Ich will mich der Gegenwart nicht entziehen", schreibt der Nürnberger Autor Joshua Groß zu Beginn seines neuen Erzählbandes "Entkommen": "ich will mich der Gegenwart aussetzen und in ihr durchlässiger werden". Zu behaupten, dass dies der Urgrund des Schreibens aller junger Autorinnen und Autoren ist, wäre nun allerdings übertrieben. Denn was die umtreibt, ist höchst unterschiedlich: Manche entziehen sich der Gegenwart und tauchen in die Vergangenheit ab, andere imaginieren eine ferne Zukunft herbei. Wer die Szene in ihrer ganzen Vielfalt erleben will, wird auf alle Fälle bei den "Wortspielen" fündig, dem 21. Internationalen Festival für junge Literatur.

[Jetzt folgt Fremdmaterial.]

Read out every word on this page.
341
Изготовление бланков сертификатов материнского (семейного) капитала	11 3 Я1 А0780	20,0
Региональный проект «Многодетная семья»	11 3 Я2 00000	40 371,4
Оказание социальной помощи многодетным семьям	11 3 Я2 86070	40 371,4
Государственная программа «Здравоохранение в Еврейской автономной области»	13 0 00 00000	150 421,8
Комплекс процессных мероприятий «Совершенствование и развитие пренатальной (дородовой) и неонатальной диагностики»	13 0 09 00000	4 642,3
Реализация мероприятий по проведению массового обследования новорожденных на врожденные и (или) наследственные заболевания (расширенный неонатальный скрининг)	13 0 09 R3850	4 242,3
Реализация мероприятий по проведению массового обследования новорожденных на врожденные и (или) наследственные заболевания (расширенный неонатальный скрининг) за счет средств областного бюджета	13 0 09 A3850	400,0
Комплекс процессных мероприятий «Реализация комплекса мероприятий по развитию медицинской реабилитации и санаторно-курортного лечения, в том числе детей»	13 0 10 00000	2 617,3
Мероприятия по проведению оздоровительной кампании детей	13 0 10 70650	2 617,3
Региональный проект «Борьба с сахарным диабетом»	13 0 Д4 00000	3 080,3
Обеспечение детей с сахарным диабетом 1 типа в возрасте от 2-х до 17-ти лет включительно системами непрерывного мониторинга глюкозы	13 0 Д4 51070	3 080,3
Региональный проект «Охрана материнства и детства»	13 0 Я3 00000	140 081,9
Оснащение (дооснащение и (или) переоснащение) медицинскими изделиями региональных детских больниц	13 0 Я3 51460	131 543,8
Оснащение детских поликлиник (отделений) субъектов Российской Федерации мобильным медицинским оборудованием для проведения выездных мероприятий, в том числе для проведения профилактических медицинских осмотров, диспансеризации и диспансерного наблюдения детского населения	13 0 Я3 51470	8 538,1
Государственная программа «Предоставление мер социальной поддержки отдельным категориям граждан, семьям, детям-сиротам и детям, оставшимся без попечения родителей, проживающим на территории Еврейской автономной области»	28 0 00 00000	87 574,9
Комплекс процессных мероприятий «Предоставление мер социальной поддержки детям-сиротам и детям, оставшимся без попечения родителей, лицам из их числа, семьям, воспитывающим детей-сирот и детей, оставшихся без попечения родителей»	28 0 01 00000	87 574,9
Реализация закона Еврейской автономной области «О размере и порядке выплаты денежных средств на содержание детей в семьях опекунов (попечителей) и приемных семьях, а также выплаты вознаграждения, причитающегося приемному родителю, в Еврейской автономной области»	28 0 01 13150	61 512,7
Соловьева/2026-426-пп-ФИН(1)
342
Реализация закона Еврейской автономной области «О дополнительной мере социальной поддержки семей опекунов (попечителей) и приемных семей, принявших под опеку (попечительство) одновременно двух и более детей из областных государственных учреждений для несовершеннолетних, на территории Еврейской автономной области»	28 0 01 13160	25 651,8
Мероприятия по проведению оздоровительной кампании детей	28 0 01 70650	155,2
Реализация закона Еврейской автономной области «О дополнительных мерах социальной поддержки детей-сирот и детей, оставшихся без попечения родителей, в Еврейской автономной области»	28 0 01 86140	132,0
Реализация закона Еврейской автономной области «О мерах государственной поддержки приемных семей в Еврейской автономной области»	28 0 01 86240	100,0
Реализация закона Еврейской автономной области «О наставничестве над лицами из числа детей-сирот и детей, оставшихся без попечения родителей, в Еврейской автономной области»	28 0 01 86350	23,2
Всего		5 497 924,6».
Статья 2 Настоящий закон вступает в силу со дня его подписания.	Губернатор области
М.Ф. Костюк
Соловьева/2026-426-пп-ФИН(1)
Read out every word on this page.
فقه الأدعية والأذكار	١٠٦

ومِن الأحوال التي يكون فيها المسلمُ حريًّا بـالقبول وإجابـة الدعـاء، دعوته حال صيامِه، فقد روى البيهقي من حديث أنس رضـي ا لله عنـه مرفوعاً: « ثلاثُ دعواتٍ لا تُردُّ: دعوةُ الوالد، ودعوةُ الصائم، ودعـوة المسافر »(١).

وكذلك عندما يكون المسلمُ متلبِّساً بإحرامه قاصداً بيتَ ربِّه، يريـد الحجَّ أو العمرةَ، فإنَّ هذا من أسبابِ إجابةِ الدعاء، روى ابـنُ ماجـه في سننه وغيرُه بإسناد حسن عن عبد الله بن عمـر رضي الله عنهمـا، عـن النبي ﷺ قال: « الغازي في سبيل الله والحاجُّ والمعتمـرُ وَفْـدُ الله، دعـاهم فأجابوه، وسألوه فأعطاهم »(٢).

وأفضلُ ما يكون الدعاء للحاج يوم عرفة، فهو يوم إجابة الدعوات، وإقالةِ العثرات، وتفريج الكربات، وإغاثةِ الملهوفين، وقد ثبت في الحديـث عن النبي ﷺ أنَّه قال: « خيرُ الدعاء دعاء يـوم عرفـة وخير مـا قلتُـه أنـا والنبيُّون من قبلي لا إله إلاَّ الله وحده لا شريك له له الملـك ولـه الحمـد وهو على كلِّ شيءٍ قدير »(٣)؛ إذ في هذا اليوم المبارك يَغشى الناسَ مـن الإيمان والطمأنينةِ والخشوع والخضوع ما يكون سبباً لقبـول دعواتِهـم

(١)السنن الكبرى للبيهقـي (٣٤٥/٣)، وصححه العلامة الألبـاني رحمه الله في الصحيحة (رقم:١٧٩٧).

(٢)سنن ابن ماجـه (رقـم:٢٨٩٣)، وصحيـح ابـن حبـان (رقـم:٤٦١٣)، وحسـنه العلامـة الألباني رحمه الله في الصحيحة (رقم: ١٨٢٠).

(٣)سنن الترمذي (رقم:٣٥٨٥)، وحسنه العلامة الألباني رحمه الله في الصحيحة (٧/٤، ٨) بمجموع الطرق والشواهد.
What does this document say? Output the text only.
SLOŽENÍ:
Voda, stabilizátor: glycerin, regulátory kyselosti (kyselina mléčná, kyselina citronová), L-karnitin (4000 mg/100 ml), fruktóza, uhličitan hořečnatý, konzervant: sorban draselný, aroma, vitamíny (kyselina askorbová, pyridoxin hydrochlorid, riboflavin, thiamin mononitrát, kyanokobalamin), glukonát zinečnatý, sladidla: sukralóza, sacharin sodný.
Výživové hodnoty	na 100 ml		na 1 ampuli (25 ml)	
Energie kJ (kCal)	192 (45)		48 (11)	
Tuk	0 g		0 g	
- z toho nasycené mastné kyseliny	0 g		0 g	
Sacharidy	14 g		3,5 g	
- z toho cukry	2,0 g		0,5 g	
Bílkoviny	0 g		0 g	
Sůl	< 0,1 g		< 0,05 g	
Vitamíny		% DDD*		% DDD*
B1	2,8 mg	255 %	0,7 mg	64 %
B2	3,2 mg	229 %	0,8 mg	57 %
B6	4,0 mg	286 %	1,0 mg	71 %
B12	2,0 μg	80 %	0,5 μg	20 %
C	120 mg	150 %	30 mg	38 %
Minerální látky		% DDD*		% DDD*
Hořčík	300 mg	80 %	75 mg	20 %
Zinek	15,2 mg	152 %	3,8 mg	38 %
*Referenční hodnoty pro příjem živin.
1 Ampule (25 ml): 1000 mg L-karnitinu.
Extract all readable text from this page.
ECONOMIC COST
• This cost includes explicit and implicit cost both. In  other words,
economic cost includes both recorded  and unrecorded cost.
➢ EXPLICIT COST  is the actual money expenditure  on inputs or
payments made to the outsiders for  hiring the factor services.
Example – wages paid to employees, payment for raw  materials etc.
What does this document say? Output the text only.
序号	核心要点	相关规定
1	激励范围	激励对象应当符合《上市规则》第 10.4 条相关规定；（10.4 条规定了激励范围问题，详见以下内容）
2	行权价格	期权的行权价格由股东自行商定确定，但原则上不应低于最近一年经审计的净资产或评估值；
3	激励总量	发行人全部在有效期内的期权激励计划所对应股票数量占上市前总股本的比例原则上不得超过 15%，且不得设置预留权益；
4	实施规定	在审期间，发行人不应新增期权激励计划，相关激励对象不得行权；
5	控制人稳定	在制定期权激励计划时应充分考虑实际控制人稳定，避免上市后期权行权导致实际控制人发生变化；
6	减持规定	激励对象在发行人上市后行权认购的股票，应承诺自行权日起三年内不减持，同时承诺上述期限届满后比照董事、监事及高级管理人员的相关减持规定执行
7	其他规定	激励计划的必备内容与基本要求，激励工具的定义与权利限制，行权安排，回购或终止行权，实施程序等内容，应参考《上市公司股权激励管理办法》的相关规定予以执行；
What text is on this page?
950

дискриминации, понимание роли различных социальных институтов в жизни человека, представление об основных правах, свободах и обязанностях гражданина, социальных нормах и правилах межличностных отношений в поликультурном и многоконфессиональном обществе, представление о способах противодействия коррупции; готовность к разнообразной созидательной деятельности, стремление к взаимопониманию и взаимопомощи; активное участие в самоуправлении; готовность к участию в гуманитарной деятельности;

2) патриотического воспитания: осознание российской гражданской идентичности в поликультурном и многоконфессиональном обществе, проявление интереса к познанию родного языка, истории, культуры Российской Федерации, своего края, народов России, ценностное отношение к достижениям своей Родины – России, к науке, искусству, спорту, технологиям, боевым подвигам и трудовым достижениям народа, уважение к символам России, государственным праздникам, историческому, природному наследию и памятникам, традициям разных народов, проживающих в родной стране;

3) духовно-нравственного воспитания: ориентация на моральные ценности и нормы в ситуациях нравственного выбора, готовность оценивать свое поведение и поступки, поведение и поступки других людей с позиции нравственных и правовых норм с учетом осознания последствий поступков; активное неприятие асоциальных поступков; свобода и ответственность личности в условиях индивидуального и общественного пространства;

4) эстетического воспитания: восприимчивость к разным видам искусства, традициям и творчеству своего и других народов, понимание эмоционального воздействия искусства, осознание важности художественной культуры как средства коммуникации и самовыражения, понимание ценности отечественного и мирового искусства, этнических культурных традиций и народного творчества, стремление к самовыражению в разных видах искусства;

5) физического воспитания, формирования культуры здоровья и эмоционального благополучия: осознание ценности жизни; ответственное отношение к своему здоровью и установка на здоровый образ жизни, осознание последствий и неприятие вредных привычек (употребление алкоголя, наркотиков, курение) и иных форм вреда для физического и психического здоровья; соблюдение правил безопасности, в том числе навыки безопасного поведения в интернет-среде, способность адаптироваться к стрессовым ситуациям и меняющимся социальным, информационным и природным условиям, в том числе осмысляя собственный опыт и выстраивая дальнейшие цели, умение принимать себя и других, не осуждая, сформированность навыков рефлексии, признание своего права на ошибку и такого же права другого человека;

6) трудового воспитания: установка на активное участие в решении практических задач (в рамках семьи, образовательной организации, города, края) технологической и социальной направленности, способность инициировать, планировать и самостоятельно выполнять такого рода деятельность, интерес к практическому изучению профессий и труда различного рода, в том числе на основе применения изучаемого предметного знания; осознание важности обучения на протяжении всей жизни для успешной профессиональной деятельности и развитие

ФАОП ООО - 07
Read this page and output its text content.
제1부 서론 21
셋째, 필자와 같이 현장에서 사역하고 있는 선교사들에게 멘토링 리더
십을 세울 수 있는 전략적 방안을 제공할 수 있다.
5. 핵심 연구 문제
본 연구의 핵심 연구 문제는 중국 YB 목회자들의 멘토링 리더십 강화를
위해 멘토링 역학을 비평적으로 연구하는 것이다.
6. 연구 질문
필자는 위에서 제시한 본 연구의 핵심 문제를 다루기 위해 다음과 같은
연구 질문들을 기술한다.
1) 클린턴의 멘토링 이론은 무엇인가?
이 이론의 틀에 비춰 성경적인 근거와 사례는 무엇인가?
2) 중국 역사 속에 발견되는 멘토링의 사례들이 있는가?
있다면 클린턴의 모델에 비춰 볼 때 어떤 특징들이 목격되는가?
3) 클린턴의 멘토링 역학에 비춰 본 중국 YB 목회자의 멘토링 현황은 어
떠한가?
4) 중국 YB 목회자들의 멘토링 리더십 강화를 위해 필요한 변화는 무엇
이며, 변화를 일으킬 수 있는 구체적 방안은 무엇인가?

An drei Abenden lesen insgesamt 18 Autorinnen und Autoren live im Muffatwerk - zuhause jedoch nur per Stream zu erleben - und konkurrieren um Preise wie den Bayern 2-Wortspiele-Preis. Die Podien sind hervorragend besetzt; von Joshua Groß bis Jakob Nolte, Julia Rothenburg bis Bernhard Heckler. Dabei ist auch die Autorin Hengameh Yaghoobifarah, die durch polarisierende taz-Kolumnen bekannt wurde und im Roman "Ministerium der Träume" Erfahrungen von Ausgrenzung und Rassismus verarbeitet. Faschisten begegnet auch der Ich-Erzähler in Björn Stephans Debüt "Nur vom Weltraum aus ist die Erde blau" über eine Kindheit im Plattenbau. Unserer Zeit voraus ist dagegen die Autorin Laura Lichtblau: Sie entwirft in ihrem Roman "Schwarzpulver" eine Zukunft, in der Bürgerwehren die Menschen terrorisieren.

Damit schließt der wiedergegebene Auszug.